Teams, including Drost’s Red Bull-Bora-hansgrohe, take additional measures, including putting all riders and staff through CPR training in the off-season. “It makes them not feel helpless in what would be a stressful situation as they practice at least once a year,” Drost says.
“When a rider first enters the team, they have a full cardiac assessment – we don’t only do what the UCI recommends,” Drost adds. “If there’s an indication that there’s an issue, we do a long-term ECG, of seven days or more, to get a better understanding. There are also mobile devices that can track the heart for three months.
“Every heart is different, so we have individualised follow-ups. That’s once a year for every athlete, but for some it’s every six or three months.”
Drost clarifies why taking such precautions is necessary. “We know that, in general, endurance sport is beneficial for the cardiovascular system, but this is not normal endurance sport, and there are extreme conditions like the heat we have at the Tour de France and extreme load.

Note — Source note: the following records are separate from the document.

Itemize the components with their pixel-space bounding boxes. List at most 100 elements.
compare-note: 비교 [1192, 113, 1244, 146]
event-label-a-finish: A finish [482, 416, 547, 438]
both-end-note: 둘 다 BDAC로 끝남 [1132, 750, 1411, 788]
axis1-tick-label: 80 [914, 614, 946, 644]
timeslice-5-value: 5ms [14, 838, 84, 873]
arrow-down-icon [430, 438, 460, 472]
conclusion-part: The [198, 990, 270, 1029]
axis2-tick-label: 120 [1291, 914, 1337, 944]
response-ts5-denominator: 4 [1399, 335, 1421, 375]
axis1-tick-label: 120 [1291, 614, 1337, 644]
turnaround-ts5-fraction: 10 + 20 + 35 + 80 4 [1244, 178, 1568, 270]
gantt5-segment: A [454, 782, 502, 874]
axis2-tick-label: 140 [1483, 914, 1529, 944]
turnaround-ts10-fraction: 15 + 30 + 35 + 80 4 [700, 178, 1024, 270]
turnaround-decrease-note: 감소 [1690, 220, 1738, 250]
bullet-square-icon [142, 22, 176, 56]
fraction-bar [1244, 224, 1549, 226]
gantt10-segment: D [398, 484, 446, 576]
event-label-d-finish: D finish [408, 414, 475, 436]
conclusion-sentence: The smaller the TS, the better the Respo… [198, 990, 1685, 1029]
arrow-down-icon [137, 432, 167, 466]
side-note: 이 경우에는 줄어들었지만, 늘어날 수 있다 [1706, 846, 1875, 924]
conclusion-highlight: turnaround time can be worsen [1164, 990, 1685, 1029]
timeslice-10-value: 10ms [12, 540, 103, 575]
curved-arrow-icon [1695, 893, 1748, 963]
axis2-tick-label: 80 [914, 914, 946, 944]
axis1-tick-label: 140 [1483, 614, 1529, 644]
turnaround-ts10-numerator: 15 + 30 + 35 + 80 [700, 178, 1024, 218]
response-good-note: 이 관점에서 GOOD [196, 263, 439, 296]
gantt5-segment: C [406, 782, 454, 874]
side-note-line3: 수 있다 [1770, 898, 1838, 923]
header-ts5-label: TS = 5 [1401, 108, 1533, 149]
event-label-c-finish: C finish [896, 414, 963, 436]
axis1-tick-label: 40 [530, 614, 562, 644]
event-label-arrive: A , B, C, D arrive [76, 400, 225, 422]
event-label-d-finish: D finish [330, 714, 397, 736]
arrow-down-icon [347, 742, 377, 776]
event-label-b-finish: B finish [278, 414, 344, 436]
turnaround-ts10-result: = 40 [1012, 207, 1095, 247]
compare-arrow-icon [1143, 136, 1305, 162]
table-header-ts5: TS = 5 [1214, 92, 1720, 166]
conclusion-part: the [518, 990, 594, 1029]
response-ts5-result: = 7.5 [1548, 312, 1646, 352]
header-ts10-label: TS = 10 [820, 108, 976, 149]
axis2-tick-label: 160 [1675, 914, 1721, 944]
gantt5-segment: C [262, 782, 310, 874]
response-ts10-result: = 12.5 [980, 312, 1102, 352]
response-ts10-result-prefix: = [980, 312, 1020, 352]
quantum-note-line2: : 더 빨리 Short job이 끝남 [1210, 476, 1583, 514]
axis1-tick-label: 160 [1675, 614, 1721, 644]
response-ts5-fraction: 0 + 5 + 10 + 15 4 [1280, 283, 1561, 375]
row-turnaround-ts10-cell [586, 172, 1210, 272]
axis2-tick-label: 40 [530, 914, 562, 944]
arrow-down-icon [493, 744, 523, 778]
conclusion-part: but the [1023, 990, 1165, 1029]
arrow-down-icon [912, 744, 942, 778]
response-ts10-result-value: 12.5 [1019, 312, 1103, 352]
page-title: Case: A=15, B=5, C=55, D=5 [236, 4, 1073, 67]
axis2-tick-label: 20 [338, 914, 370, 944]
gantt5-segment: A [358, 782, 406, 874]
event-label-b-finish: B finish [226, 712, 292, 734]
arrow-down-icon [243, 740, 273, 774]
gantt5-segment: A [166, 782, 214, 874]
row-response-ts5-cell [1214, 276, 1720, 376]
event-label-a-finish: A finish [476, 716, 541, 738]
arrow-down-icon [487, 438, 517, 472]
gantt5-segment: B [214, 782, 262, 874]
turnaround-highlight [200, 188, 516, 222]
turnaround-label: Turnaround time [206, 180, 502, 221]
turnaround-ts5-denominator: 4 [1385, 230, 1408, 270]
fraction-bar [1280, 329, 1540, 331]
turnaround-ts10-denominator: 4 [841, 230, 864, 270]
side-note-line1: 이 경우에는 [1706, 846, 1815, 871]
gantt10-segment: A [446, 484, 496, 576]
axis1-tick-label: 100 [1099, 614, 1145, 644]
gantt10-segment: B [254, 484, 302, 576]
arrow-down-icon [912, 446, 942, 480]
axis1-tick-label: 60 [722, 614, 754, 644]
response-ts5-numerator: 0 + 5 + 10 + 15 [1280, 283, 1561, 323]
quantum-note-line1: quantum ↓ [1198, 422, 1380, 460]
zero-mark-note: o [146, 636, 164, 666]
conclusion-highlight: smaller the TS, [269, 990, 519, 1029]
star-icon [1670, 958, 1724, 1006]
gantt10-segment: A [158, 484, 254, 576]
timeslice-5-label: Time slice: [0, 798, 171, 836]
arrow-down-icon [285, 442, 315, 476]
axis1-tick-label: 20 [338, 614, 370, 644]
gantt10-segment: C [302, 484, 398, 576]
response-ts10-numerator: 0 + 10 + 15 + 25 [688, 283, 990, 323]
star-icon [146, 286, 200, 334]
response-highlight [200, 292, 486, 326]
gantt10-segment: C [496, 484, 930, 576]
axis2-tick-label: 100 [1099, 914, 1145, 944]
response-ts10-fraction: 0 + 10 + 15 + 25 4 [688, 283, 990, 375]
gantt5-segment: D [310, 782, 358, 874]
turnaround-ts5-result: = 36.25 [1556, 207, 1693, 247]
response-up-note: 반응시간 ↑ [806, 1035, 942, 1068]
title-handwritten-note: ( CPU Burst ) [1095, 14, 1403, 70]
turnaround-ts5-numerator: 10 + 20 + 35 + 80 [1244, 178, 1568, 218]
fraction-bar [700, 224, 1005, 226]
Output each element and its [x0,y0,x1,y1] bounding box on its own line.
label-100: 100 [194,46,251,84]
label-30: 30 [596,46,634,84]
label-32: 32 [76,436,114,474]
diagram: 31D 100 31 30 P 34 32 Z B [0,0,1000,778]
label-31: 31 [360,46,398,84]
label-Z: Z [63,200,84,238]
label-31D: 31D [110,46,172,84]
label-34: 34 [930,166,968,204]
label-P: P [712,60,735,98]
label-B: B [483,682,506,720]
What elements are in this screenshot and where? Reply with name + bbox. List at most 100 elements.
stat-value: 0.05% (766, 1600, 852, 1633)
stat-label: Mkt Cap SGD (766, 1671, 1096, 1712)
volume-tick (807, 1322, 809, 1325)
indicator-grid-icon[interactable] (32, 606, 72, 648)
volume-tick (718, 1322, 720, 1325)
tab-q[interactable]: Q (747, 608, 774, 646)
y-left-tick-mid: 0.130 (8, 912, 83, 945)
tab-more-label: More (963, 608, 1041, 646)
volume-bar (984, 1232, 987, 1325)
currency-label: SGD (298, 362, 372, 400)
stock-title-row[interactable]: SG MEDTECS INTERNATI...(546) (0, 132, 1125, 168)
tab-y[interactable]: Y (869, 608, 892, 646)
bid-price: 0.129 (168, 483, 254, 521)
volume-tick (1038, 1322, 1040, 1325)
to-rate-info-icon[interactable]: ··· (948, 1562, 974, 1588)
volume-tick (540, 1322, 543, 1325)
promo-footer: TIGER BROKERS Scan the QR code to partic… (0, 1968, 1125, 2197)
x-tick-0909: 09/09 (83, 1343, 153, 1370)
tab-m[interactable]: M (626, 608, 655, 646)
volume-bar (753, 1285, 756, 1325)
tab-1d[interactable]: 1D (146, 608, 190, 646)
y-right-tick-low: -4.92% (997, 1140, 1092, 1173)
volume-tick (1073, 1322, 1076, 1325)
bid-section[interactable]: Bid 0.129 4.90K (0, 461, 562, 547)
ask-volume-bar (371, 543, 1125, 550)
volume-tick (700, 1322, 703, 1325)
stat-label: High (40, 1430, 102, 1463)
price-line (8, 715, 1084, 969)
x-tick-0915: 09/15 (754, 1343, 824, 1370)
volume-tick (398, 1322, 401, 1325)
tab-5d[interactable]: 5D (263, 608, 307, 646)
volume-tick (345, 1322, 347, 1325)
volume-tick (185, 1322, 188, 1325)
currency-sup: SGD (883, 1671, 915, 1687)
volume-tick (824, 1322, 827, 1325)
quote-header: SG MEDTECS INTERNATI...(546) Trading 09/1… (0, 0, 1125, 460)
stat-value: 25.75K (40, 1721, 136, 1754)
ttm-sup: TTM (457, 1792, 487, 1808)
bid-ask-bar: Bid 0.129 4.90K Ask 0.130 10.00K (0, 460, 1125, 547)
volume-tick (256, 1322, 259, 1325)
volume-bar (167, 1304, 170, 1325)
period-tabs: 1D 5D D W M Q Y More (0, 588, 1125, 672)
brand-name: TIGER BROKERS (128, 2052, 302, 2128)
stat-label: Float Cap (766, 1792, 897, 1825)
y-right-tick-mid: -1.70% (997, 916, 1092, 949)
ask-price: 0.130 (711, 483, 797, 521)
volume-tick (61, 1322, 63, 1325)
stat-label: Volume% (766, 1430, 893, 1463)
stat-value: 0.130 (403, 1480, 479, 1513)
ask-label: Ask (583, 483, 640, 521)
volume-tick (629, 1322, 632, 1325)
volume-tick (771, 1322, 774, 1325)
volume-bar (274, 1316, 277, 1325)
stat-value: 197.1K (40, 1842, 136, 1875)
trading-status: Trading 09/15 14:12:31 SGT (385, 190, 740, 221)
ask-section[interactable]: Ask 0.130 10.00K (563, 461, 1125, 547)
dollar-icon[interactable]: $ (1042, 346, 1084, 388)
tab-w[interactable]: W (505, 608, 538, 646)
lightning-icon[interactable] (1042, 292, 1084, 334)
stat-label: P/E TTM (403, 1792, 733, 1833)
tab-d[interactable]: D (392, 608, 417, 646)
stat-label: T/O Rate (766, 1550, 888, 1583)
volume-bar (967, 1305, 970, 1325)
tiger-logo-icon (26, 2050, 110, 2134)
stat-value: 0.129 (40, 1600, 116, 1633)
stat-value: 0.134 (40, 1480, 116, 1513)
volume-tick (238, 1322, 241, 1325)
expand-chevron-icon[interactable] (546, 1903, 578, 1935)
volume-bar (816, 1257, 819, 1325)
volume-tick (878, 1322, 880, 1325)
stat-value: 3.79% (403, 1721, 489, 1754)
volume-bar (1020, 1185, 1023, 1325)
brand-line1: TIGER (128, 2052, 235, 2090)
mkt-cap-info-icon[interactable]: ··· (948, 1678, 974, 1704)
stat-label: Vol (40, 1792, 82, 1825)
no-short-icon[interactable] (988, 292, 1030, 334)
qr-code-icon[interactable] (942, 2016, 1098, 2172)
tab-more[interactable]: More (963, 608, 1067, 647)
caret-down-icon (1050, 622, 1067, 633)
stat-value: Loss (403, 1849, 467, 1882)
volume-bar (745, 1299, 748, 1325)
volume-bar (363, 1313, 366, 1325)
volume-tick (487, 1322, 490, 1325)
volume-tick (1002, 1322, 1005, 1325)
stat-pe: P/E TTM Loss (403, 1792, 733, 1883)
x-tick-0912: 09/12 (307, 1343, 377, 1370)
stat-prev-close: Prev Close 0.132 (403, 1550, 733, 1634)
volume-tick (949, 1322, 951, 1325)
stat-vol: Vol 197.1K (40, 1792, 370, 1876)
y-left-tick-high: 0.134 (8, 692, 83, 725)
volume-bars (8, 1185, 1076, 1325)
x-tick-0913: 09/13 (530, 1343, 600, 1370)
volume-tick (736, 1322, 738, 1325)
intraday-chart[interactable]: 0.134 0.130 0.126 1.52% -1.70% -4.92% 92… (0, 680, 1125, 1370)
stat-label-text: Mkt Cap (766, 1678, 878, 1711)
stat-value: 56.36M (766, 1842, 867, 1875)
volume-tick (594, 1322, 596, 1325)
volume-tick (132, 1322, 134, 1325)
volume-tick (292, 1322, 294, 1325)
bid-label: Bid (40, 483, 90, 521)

“The cardiac system adapts to that: the heart gets bigger and there are minor changes in how it acts and how blood is pushed out. And that’s why we need a good, consistent monitoring system.”
Kwiatkowski for one is grateful to the level of support and care: ”You probably hear more about heart problems but that comes from the fact that we’re checking our heart more often, with wearables and sleep trackers. I’m just glad that we’re doing sport and getting these checks.”
It’s a particularly pertinent topic for Mohorič who was a teammate of Colbrelli who retired after collapsing at the 2022 Volta a Catalunya. “We’re really mindful of it in our team because of the experience with Sonny,” the Slovenian says.
“I’m still not sure if what we do is more or less healthy than the alternatives but personally I put a lot of emphasis on it. I don’t just do the UCI mandatory checks – every year I do a cardiac MRI with contrast so I can be really sure that my heart is in good health. It costs a bit of extra money but it’s important to invest in yourself and not be surprised by anything as you never know.”